Plants really are the best subjects for photographs. They are beautiful, patient, intricate, colourful, structural, textured. If you agree, you’ve still got four hours to enter your photos in our photography competition. One of the prizes that is on offer to each category winner is a copy of Better Plant and Garden Photography by Philip Smith, which will take you to the next dizzy heights of photography.
Why do I know this? Well, I’ve read it. This book will teach you how to become a technically adept photographer, how to use your camera, your lenses, and the light.
Using examples from professional and award-winning garden photographers, Smith guides readers through how to frame a picture, how to use the light, and using colour.
The chapter on light is particularly useful. Here’s an extract, just to whet your appetite:
Backlight and angled light create drama and atmosphere, drawing the viewer into the image.
Rim light is the most extreme form of backlight where the sun is directly behind the subject.
Early morning light creates the best opportunities to use backlight since the sun is low and can be behind your subject.
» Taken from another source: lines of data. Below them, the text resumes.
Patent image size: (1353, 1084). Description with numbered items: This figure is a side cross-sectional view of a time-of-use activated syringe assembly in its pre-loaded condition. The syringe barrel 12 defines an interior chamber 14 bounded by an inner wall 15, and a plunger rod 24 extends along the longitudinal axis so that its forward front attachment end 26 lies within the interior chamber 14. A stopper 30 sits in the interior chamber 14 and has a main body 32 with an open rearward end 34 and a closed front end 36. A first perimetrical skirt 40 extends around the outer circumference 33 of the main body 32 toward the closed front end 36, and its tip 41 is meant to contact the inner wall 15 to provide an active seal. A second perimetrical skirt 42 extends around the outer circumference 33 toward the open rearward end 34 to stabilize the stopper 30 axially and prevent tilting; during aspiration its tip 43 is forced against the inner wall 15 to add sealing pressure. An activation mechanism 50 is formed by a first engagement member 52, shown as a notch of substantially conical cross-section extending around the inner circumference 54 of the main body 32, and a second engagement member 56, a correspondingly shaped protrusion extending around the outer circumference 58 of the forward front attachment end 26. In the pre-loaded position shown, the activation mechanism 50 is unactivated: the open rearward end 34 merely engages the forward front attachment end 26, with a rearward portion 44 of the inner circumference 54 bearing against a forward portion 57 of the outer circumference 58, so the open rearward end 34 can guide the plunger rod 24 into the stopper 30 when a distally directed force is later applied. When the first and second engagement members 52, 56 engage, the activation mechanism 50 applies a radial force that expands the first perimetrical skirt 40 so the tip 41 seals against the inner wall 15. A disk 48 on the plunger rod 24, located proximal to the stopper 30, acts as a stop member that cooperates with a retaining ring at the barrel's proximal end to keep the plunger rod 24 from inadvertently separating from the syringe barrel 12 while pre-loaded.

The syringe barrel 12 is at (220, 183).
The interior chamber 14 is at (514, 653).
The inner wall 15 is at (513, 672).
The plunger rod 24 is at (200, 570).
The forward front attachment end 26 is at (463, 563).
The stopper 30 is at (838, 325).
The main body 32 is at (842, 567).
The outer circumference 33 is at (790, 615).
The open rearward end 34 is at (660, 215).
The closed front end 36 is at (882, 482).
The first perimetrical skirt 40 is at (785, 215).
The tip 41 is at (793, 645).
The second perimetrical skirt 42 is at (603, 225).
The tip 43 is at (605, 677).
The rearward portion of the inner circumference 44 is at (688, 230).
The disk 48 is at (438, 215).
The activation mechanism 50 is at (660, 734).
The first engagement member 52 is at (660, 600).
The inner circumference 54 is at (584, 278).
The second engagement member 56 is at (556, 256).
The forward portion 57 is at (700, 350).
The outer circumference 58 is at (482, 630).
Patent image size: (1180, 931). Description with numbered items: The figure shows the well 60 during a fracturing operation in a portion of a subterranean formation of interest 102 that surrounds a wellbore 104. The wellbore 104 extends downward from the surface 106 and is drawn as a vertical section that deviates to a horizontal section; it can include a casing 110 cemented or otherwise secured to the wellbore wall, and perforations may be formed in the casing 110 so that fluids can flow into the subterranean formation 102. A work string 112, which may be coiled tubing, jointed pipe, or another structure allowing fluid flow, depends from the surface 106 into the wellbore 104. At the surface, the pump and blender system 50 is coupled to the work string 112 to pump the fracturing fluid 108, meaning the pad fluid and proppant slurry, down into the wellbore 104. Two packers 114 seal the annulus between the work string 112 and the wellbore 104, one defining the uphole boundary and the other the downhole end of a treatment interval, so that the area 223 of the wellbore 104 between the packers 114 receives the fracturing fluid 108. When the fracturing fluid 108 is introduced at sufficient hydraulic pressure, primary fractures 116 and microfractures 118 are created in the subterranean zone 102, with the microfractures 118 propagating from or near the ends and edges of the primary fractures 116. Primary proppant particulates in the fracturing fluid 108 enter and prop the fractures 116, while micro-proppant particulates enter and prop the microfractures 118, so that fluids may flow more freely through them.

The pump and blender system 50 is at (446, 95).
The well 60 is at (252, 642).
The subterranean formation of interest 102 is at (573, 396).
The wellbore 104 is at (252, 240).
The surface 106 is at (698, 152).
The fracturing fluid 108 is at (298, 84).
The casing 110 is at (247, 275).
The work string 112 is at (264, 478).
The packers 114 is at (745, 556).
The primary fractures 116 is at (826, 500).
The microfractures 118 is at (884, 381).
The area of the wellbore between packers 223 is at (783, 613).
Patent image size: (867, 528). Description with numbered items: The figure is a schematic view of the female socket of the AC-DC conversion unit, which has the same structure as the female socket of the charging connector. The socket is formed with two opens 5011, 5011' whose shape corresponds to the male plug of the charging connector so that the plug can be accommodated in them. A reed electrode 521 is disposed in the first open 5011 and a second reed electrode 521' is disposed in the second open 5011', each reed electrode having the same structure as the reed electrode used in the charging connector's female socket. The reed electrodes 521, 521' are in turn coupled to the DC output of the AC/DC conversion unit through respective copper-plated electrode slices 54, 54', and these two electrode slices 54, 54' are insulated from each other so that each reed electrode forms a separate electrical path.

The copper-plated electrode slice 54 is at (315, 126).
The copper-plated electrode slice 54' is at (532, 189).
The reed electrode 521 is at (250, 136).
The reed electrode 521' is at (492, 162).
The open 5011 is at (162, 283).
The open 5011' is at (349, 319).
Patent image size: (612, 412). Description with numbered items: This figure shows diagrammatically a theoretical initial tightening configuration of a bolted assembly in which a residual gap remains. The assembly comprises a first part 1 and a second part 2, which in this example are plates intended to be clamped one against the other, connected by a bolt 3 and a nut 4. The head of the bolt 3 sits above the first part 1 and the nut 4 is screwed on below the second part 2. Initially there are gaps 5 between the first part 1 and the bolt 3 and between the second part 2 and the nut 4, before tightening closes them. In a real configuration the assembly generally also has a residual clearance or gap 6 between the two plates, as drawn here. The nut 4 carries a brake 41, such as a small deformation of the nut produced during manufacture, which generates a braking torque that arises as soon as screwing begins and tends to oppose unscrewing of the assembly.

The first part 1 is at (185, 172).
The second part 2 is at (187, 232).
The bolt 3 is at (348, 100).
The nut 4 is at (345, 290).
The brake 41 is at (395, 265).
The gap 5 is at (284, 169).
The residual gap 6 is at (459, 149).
However, it can be cold and dull unless the weather is right.
Evening light delivers warm light with depth and atmosphere. Overcast cloud is great for horticultural detailed close-up images and for picking out delicate shades and textures.
Sunshine overhead is often great for insect shots, since the brightness allows for fast shutter speeds. However, it can create deep shadows that interfere with the shape and colour of plant portraits.
The problem is, all the photos in this book are so stunning that I find myself forgetting to read the text…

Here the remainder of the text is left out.